- The Washington Times - Tuesday, March 30, 2010

Highlighting the best interactive features from the high definition format.

In defense of ‘South Park’

Those four foul-mouthed youngsters who turned the weekly animated cartoon into a mature-rated, politically incorrect minefield for Comedy Central have returned for another season. Last year’s exploits are highlighted in the two-disc Blu-ray set South Park: The Complete Thirteenth Season (Paramount Home Entertainment, Not Rated, $57.99), giving fans a chance to relive 14 unrated episodes of taboo-busting television in high definition.

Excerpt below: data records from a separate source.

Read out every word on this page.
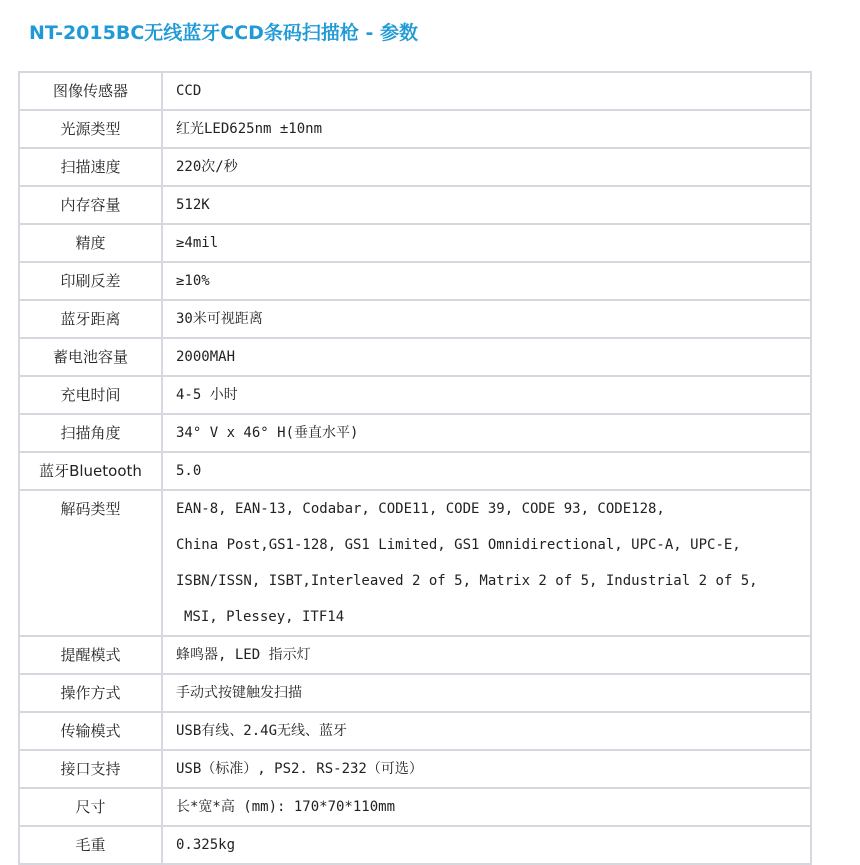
NT-2015BC无线蓝牙CCD条码扫描枪 - 参数
图像传感器	CCD

光源类型	红光LED625nm ±10nm

扫描速度	220次/秒

内存容量	512K

精度	≥4mil

印刷反差	≥10%

蓝牙距离	30米可视距离

蓄电池容量	2000MAH

充电时间	4-5 小时

扫描角度	34° V x 46° H(垂直水平)

蓝牙Bluetooth	5.0

解码类型	EAN-8, EAN-13, Codabar, CODE11, CODE 39, CODE 93, CODE128,
China Post,GS1-128, GS1 Limited, GS1 Omnidirectional, UPC-A, UPC-E,
ISBN/ISSN, ISBT,Interleaved 2 of 5, Matrix 2 of 5, Industrial 2 of 5,
MSI, Plessey, ITF14

提醒模式	蜂鸣器, LED 指示灯

操作方式	手动式按键触发扫描

传输模式	USB有线、2.4G无线、蓝牙

接口支持	USB（标准）, PS2. RS-232（可选）

尺寸	长*宽*高 (mm): 170*70*110mm

毛重	0.325kg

I have not been a consistent viewer of the gang, featuring rotund Eric Cartman, Stan Marsh, Kyle Broflovski and the always-near-death Kenny McCormick, in quite a while. However, it took little time to renew my appreciation for the stream of gut-busting depravity unleashed by creators Matt Stone and Trey Parker.

Favorites include the fantastic attack on our economic woes (“Margaritaville”), a blistering ode to the all-too-serious superhero (“The Coon”), payback for the attention-starved Harley biker gang (“The F Word”) and the gassy exploits of Terrance and Philip’s new female rivals. (My editors can’t allow me to give the name of the episode.)

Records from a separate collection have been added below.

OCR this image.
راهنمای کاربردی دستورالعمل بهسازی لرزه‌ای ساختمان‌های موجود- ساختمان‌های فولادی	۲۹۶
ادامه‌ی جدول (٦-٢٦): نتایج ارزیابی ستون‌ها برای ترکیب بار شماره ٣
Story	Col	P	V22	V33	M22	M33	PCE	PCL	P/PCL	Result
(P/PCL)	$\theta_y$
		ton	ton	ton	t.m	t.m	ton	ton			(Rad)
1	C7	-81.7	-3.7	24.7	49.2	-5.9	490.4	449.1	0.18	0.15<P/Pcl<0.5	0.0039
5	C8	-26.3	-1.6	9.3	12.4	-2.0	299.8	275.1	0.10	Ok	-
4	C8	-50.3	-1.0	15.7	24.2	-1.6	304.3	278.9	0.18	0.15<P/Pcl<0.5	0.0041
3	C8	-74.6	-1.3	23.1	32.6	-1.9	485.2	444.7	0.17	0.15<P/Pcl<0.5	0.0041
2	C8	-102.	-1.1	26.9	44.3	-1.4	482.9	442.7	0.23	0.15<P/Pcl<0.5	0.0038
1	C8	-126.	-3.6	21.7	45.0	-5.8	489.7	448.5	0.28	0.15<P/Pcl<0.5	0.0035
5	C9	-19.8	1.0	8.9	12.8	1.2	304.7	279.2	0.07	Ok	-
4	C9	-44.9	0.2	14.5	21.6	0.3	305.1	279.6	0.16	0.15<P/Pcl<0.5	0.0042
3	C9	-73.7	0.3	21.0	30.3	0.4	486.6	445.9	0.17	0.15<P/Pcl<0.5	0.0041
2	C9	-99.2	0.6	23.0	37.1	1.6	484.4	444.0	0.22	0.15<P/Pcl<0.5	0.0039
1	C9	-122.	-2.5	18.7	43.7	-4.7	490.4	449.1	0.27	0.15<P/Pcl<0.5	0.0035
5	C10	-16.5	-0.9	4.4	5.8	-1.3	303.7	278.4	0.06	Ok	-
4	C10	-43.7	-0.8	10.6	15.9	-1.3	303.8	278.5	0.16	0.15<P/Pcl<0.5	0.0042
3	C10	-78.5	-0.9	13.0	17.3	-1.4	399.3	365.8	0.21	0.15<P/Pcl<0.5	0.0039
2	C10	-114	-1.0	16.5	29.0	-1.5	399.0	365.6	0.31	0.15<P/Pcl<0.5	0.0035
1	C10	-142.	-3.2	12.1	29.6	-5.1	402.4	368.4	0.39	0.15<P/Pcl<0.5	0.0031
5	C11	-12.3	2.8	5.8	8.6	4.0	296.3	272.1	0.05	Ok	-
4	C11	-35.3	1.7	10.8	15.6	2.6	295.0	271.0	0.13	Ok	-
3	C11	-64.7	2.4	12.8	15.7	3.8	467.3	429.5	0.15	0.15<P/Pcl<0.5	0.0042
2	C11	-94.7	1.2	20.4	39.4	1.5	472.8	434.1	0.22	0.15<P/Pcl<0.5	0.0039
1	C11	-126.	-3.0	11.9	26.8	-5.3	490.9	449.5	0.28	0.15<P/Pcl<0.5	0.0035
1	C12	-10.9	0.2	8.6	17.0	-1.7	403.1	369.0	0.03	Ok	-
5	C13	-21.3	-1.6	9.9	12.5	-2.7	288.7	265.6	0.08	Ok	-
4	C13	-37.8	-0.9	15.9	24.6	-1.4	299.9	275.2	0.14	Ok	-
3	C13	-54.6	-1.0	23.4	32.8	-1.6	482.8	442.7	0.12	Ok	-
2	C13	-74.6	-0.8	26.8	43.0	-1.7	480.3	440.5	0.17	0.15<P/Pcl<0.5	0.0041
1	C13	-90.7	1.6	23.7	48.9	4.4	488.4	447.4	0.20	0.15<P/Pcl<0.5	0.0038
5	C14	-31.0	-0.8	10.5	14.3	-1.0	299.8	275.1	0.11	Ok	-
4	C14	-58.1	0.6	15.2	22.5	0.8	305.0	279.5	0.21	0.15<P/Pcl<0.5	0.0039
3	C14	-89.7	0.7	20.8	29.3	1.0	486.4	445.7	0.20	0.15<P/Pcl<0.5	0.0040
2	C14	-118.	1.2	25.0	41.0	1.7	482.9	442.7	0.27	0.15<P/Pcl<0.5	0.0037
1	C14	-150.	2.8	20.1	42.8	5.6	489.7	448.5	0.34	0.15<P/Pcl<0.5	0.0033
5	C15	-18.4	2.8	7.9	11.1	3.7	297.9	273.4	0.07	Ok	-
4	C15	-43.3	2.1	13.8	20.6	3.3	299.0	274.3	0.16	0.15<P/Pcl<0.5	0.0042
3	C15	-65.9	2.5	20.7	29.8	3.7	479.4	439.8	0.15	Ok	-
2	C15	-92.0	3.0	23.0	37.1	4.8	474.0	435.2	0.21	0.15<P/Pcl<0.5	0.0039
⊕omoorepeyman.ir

Unfortunately, the Blu-ray set won’t win any awards for propelling the interactive evolution of the medium. A short commentary from Mr. Parker and Mr. Stone for each episode and some outrageous deleted scenes are the only items worth mentioning.

In fact, ignore the discs, my friends, and grab the paper insert in the package to find codes to unlock a character (Professor Chaos, no less) and a couple of challenge levels for the addictive Xbox Live Arcade downloadable video game South Park Let’s Go Tower Defense Play!

Released last fall, the humorous action requires up to four players to set traps, such as lasers within mazelike pathways, to destroy enemies including hippies, old people and ginger kids while controlling some of the cartoons’ most popular snowball-throwing characters.

The real question is, why would viewers get codes to a game played on an entertainment console, the Xbox 360, that does not offer Blu-ray compatibility? More important, the full game costs just 800 Microsoft points ($10).

Seems to me, Paramount could have garnered many kudos with a more consumer-friendly plan. I guess it makes too much sense to include a full version of the game on the Blu-ray disc as a truly spectacular bonus and make it available to run on the PlayStation 3, the only gaming console system compatible with the Blue-ray format.